On June 18, a three-judge panel of L. Clayton Roberts, Stephanie W. Ray, and Adam S. Tanenbaum heard oral arguments at the Bradford County Courthouse.
The first case, the Estate of Kyle Robert Volp vs. the Florida Sheriff’s Risk Management Fund and Andrew William Sasser, involved a Nassau County correctional deputy who used force on a pretrial detainee, resulting in the deputy’s termination and battery charges being filed against him.
A lawyer for the estate sought to reverse a lower court’s ruling that the risk management fund’s policy covering the sheriff’s office did not cover the use of force incident because the policy excluded criminal acts. However, the same policy expressly stated that it did cover battery.
In the second case, Kenneth Lakatis vs. the Citrus County Sheriff’s Office and the Sheriff’s Risk Management Fund, lawyers for the appellant, Lakatis, sought to reverse a judge of compensation claims order that denied workers’ compensation benefits to the Citrus County Sheriff’s sergeant.
In 2023, Sergeant Lakitas was diagnosed with cardiovascular disease. He was a 20-year smoker and had a history of cholesterol problems.

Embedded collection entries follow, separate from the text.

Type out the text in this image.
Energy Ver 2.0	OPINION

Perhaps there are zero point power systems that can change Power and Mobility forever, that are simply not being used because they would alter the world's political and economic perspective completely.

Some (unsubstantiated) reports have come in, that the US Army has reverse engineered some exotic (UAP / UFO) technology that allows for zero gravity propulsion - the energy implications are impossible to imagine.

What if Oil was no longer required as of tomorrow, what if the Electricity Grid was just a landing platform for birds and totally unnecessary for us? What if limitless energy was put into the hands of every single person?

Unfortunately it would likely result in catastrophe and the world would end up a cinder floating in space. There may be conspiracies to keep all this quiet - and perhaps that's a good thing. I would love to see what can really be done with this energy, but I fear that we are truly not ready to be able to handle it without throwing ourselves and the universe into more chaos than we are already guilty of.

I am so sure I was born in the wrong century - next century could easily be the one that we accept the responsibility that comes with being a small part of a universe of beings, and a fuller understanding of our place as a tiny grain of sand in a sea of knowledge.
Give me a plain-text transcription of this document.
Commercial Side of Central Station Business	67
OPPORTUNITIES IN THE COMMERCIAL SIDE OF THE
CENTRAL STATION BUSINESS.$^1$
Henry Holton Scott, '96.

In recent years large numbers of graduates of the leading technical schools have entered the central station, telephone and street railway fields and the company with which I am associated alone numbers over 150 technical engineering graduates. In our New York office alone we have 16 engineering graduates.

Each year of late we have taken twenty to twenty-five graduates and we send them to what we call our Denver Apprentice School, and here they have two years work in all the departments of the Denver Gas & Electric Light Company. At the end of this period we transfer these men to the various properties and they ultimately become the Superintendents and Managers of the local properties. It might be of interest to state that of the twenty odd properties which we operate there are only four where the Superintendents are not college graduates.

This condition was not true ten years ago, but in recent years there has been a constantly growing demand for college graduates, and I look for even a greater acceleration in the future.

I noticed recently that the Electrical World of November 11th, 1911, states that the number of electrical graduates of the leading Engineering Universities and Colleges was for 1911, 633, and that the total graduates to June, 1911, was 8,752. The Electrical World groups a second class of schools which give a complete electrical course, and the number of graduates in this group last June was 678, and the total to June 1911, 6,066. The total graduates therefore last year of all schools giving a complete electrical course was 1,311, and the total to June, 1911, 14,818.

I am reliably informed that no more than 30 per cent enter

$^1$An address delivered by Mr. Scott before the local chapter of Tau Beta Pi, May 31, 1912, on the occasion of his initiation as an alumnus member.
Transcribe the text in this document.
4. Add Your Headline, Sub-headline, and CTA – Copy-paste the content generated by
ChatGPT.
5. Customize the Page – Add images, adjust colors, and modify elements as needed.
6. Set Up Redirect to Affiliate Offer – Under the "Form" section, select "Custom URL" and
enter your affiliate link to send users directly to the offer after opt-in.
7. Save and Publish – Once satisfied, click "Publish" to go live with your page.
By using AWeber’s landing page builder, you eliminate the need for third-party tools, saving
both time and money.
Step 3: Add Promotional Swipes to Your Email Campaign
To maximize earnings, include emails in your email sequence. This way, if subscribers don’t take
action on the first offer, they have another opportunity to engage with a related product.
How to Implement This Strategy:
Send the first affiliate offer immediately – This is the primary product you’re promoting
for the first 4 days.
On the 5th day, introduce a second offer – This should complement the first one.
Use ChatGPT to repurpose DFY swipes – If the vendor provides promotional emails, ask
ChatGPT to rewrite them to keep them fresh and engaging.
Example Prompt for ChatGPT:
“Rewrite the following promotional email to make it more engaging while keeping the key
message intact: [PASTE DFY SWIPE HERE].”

During an April 2024 administrative hearing, a court-appointed expert medical advisor testified that the claimant’s non-occupational risk factors were the major factors that led to the deputy’s accelerated cardiovascular disease. The judge subsequently denied benefits to the officer.
The third case, Joseph Durden vs. St. Johns County Fire Rescue/Preferred Governmental Claims Solutions, was also a workers’ compensation appeal. This case centered around the definition of heart disease and whether atrial fibrillation constitutes heart disease under Florida’s workers’ compensation rules.